Figure 3.

Identification of V-ATPase subunit ATP6V0D1 as a cellular target of SolA. (A) Identification of cellular target of SolA in PC12 cells proteome. ATP6V0D1 showed the highest signal to noise ratio. (B) SolA selectively bound to recombinant ATP6V0D1 by pull-down analysis. (C) SolA selectively bound to endogenous ATP6V0D1 by pull-down analysis. (D) Binding affinity analysis of SolA with ATP6V0D1 determined by surface plasmon resonance (SPR). (E) Binding affinity analysis of SolA with ATP6V0D1 determined by microscale thermophoresis (MST). (F) SolA promoted ATP6V0D1 resistant to different temperature gradients by cellular thermal shift assays (CETSA) analysis. (G) SolA promoted ATP6V0D1 resistant to proteases by drug affinity responsive target stability (DARTS) analysis. (H) Structure of lysosomal proton pump V-ATPase. (I) SolA promoted lysosomal pH decrease in AGEs-induced PC12 cells (scale bar: 100 μm, n = 3).
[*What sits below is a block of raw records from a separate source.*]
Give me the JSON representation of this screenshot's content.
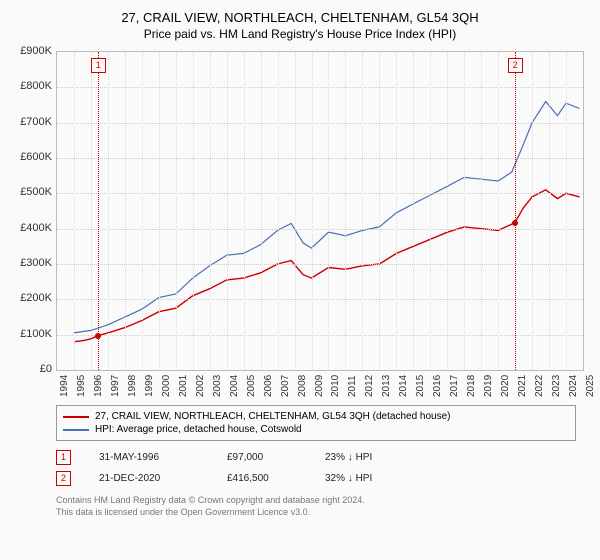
{
  "title": "27, CRAIL VIEW, NORTHLEACH, CHELTENHAM, GL54 3QH",
  "subtitle": "Price paid vs. HM Land Registry's House Price Index (HPI)",
  "chart": {
    "type": "line",
    "background_color": "#fafafa",
    "grid_color": "#cccccc",
    "axis_color": "#bbbbbb",
    "xlim": [
      1994,
      2025
    ],
    "ylim": [
      0,
      900000
    ],
    "ytick_step": 100000,
    "yticks": [
      "£0",
      "£100K",
      "£200K",
      "£300K",
      "£400K",
      "£500K",
      "£600K",
      "£700K",
      "£800K",
      "£900K"
    ],
    "xticks": [
      "1994",
      "1995",
      "1996",
      "1997",
      "1998",
      "1999",
      "2000",
      "2001",
      "2002",
      "2003",
      "2004",
      "2005",
      "2006",
      "2007",
      "2008",
      "2009",
      "2010",
      "2011",
      "2012",
      "2013",
      "2014",
      "2015",
      "2016",
      "2017",
      "2018",
      "2019",
      "2020",
      "2021",
      "2022",
      "2023",
      "2024",
      "2025"
    ],
    "series": [
      {
        "name": "27, CRAIL VIEW, NORTHLEACH, CHELTENHAM, GL54 3QH (detached house)",
        "color": "#cc0000",
        "width": 1.4,
        "data": [
          [
            1995,
            80000
          ],
          [
            1995.5,
            83000
          ],
          [
            1996,
            88000
          ],
          [
            1996.4,
            97000
          ],
          [
            1997,
            105000
          ],
          [
            1998,
            120000
          ],
          [
            1999,
            140000
          ],
          [
            2000,
            165000
          ],
          [
            2001,
            175000
          ],
          [
            2002,
            210000
          ],
          [
            2003,
            230000
          ],
          [
            2004,
            255000
          ],
          [
            2005,
            260000
          ],
          [
            2006,
            275000
          ],
          [
            2007,
            300000
          ],
          [
            2007.8,
            310000
          ],
          [
            2008.5,
            270000
          ],
          [
            2009,
            260000
          ],
          [
            2010,
            290000
          ],
          [
            2011,
            285000
          ],
          [
            2012,
            295000
          ],
          [
            2013,
            300000
          ],
          [
            2014,
            330000
          ],
          [
            2015,
            350000
          ],
          [
            2016,
            370000
          ],
          [
            2017,
            390000
          ],
          [
            2018,
            405000
          ],
          [
            2019,
            400000
          ],
          [
            2020,
            395000
          ],
          [
            2020.97,
            416500
          ],
          [
            2021.5,
            460000
          ],
          [
            2022,
            490000
          ],
          [
            2022.8,
            510000
          ],
          [
            2023.5,
            485000
          ],
          [
            2024,
            500000
          ],
          [
            2024.8,
            490000
          ]
        ]
      },
      {
        "name": "HPI: Average price, detached house, Cotswold",
        "color": "#4a6fb3",
        "width": 1.2,
        "data": [
          [
            1995,
            105000
          ],
          [
            1996,
            112000
          ],
          [
            1997,
            128000
          ],
          [
            1998,
            150000
          ],
          [
            1999,
            172000
          ],
          [
            2000,
            205000
          ],
          [
            2001,
            215000
          ],
          [
            2002,
            260000
          ],
          [
            2003,
            295000
          ],
          [
            2004,
            325000
          ],
          [
            2005,
            330000
          ],
          [
            2006,
            355000
          ],
          [
            2007,
            395000
          ],
          [
            2007.8,
            415000
          ],
          [
            2008.5,
            360000
          ],
          [
            2009,
            345000
          ],
          [
            2010,
            390000
          ],
          [
            2011,
            380000
          ],
          [
            2012,
            395000
          ],
          [
            2013,
            405000
          ],
          [
            2014,
            445000
          ],
          [
            2015,
            470000
          ],
          [
            2016,
            495000
          ],
          [
            2017,
            520000
          ],
          [
            2018,
            545000
          ],
          [
            2019,
            540000
          ],
          [
            2020,
            535000
          ],
          [
            2020.8,
            560000
          ],
          [
            2021.5,
            640000
          ],
          [
            2022,
            700000
          ],
          [
            2022.8,
            760000
          ],
          [
            2023.5,
            720000
          ],
          [
            2024,
            755000
          ],
          [
            2024.8,
            740000
          ]
        ]
      }
    ],
    "markers": [
      {
        "id": "1",
        "x": 1996.4,
        "y": 97000,
        "color": "#cc0000"
      },
      {
        "id": "2",
        "x": 2020.97,
        "y": 416500,
        "color": "#cc0000"
      }
    ]
  },
  "legend": {
    "items": [
      {
        "color": "#cc0000",
        "label": "27, CRAIL VIEW, NORTHLEACH, CHELTENHAM, GL54 3QH (detached house)"
      },
      {
        "color": "#4a6fb3",
        "label": "HPI: Average price, detached house, Cotswold"
      }
    ]
  },
  "sales": [
    {
      "id": "1",
      "color": "#cc0000",
      "date": "31-MAY-1996",
      "price": "£97,000",
      "pct": "23% ↓ HPI"
    },
    {
      "id": "2",
      "color": "#cc0000",
      "date": "21-DEC-2020",
      "price": "£416,500",
      "pct": "32% ↓ HPI"
    }
  ],
  "footer": {
    "line1": "Contains HM Land Registry data © Crown copyright and database right 2024.",
    "line2": "This data is licensed under the Open Government Licence v3.0."
  }
}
Arrows indicate highly acidic lysosomes. (J) SolA reversed aberrant lysosomal aggregation in AGEs-induced PC12 cells (scale bar: 10 μm, n = 3). Arrows indicate significantly aggregated lysosomes. Data are expressed as the mean ± SEM. ^##P < 0.01 vs. control group, ∗P < 0.05, ∗∗P < 0.01 vs. AGEs group. N.S. not significant.